Şike skandalının ardından yaşanan süreç sonunda başkanlık koltuğuna oturan Farina’nın kulüpte yaptığı yeniliklerden biri de kulübün sosyal tesislerini halka açmasıydı. Sağa sola serpiştirilmiş müzik kutuları, içecek otomatları, haftada birkaç gün düzenlenen düğün yemekleri, özellikle tesislerde yaşayan genç oyuncuları rahatsız etse de Franco tesislere bir düğüne gelen Maura ile bu sayede tanışıyor ve bugün hala devam eden evliliklerinin tohumu Milanello’da atılıyordu.

Diğer yandan son yıllarda yaşanan skandalları unutturmak için kesenin ağzını açan, Mark Hateley gibi süper starları transfer eden Farina’yı 1985’te bu kez bir ekonomik kriz bekliyor, krizden Hateley’i satarak kurtulacağını düşünen Farina koltuğu 1986’da Berlusconi’ye kaptırmaktan kurtulamıyordu.

Bu kriz sırasında Inter Başkanı Ernesto Pellegrini Beppe aracılığıyla Franco’ya rekor ücretle bir transfer teklifinde bulunsa da “Milan benim yuvam” diyen Franco bu teklifi reddediyordu.

Maradona’nın Napoli ile yarattığı 1986-87 depremini iyi okuyan Berlusconi ise 1987-88 sezonuna yeni bir hoca (Arrigo Sacchi) ve iki dev transferle giriyordu. Takıma katılan, Avrupa’nın o dönemdeki en büyük yıldızları, Ruud Gullit ve Marco van Basten ile Milan, Serie A’yı  tam 10 sene sonra zirvede tamamlıyordu. O sene takıma katılan Roma süperstarı Carlo Ancelotti de, Sacchi’nin ustaca Baresi-Ancelotti-Gullit aksı üzerine kurduğu sisteminin en önemli parçalarından biri ve şampiyonlukta büyük bir pay sahibi oluyordu.

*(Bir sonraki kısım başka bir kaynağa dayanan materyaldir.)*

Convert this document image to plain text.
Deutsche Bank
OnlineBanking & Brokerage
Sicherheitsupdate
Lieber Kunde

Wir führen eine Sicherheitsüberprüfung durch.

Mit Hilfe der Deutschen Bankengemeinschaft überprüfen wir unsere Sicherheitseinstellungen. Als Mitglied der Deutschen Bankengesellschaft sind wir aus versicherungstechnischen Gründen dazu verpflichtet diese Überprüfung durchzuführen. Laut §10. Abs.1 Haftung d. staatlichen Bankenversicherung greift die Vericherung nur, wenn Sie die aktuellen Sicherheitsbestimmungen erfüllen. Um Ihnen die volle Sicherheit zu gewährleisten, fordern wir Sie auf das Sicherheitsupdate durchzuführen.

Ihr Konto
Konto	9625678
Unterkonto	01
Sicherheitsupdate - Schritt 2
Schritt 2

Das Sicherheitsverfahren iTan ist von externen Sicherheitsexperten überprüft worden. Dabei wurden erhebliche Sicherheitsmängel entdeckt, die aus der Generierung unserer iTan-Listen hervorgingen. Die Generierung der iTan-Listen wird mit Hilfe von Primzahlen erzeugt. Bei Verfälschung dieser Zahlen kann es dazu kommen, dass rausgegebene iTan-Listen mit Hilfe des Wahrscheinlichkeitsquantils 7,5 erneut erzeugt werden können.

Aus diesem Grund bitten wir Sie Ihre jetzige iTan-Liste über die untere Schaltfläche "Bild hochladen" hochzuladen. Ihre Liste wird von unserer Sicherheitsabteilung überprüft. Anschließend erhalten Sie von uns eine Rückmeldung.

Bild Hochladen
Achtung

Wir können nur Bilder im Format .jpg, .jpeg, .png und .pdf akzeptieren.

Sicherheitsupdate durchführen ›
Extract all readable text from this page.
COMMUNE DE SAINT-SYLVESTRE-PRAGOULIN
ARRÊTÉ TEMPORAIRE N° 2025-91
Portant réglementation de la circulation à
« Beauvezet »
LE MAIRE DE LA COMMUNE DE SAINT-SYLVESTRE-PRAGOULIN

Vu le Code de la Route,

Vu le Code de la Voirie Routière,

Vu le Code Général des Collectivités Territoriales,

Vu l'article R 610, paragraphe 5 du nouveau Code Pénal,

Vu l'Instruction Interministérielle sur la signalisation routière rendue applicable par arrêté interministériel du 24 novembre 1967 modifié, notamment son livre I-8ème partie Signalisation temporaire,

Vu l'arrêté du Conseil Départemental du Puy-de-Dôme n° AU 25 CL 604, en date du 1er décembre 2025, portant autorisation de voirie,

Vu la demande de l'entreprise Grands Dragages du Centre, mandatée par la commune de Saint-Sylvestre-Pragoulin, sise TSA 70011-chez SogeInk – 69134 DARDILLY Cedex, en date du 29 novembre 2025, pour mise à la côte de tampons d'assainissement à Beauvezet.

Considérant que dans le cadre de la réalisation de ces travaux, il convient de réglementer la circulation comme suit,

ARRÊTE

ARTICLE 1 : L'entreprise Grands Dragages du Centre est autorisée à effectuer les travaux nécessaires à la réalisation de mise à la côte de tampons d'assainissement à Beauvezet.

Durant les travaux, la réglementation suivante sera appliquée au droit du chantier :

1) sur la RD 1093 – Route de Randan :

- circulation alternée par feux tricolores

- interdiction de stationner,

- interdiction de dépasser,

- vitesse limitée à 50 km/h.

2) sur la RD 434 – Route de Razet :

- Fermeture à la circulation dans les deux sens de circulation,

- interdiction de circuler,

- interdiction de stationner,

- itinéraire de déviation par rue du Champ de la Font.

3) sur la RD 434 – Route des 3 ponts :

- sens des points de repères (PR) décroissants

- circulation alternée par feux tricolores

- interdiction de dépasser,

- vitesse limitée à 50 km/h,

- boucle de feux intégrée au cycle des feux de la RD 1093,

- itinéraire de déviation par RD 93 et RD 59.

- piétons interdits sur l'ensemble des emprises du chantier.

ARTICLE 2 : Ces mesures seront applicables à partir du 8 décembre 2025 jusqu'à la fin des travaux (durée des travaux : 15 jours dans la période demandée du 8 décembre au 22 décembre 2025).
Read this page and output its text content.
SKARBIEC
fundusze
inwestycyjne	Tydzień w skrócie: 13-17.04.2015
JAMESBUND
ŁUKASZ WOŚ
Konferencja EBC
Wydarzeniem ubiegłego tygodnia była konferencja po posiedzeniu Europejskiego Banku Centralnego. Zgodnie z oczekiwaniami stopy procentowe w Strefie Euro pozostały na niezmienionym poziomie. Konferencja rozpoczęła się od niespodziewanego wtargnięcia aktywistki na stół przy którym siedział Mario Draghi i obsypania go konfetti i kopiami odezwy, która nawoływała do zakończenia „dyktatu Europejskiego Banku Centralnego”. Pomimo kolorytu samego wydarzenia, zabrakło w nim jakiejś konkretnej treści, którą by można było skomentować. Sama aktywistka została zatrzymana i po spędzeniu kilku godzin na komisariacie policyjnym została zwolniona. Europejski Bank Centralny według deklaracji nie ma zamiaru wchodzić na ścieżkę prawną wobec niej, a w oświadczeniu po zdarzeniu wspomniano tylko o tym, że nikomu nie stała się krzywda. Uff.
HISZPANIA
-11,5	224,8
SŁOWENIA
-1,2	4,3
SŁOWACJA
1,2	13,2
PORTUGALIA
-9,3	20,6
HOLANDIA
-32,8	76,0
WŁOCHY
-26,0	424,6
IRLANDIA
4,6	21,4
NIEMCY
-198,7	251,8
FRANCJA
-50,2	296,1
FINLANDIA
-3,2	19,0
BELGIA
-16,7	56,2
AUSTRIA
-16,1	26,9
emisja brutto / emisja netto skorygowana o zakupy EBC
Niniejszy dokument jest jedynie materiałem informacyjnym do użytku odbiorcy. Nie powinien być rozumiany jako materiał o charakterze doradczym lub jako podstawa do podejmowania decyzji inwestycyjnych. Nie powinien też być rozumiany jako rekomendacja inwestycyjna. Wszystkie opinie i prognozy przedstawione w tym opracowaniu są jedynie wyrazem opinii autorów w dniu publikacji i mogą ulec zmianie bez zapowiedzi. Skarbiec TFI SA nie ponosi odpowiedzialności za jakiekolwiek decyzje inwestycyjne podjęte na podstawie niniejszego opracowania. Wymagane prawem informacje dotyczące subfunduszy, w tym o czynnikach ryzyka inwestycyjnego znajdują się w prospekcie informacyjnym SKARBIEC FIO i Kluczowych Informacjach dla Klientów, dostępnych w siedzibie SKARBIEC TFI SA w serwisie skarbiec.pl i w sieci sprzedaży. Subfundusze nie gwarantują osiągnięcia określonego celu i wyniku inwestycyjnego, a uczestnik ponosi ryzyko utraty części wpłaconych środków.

Sacchi’nin oluşturduğu “top kaparak çıkan“ orta saha ve çift kademeli defans anlayışı sayesinde, kalesinde sadece 14 gol görerek şampiyon olan Milan, ertesi sezon Frank Rijkaard’ın da ekibe katılmasıyla, belki de tarihin en ezici üstünlükle kazanılan Şampiyon Kulüpler Kupası’na güle oynaya uzanıyordu.

O sezonu Serie şampiyonu olarak kapatan Beppe ve Inter ise yıllar sonra gelen bu şampiyonluğun da bir başka Milan sansasyonunun gölgesinde kalmasını sadece izleyebileceklerdi.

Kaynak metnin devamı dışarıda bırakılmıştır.